What is the use if a variable doesn’t hold a value? There are 2 ways to assign a value to a variable-

  1. By value
  2. By reference
  1. By value

    Syntax
    The syntax for assigning a value to a variable is-

    $variable_name = value;

    Here, ‘variable_name’ is the name of the variable and ‘value’ is any type of data(ex. Integer, string etc.). The above line can be read as “assign ‘value’ to the variable ‘variable_name’”.

    Example:
    To declare a variable named today and assigning a value of Wednesday to it, you could write-

    <?php
    $today=”Wednesday”;
    ?>

    It’s a very good practice to assign a value to the variable when declaring it.

    AS PHP interpreter handles data before it becomes HTML, therefore, it is called PHP:Hypertext Preprocessor.

    Alert

    It’s a common tendency for beginners to think the above example as “$day is equal to Wednesday” when they see the = sign. It could be true in algebra, but not in PHP programming.
  2. By reference

    Syntax
    The syntax for assigning a reference to a variable is-

    $variable_name = &$existing_variable_name;

    Here, ‘variable_name’ is the name of the variable and ‘existing_variable_name’ is a previously declared variable that will be used as reference to the ‘variable_name’ variable.

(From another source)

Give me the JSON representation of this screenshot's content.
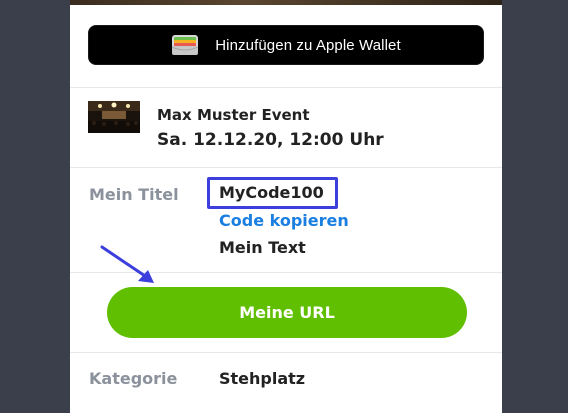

The above line can be read as “assign ‘existing_variable_name’ as the reference to the variable ‘variable_name’”.

    Example:
    To declare a variable named tomorrow and to assigning a reference of day variable to it, you could write-

    <?php
    $today=”Wednesday”;
    $tomorrow=&$today;
    ?>

    As the new variable is referencing the existing variable, so their values are same. Therefore, changing value to a variable will also change the value in other one.

Displaying variables

Syntax
The syntax for displaying a variable is-

echo $variable_name;
or
print $variable_name;

Example:
The syntax for displaying a variable named today is-

<?php
$today=”Wednesday”;
echo $today;
print $today;
?>

Output:
Line 3 and 4 both display Wednesday.

Variable scopes

Variable scope refers the parts of a script where the variable’s value is available after it is declared within a script. To understand scope properly, function knowledge is required. You‘ll about variable scope in the next lesson after function.

Variable types

There are two types of variables in PHP-

  1. User-defined variables
  2. Predefined variables

User-defined variables

As the names implies these variables are defined in the script by the users. In the above examples the variables we defined are all user-defined variables.

Example

<?php
$today=”Friday”;
?>

In the above example, the variable $today that I created is a user-defined variable.

Predefined variables

  1. PHP comes with a large number of predefined variables to any script that it runs.
  2. Predefined variables play an important role in PHP programming. They provide lots of useful information such as server information, information that comes after submitting a form etc.
  3. As these variables are structures as associative arrays and you’re not introduced array yet, we’ll discuss about predefined variables after array.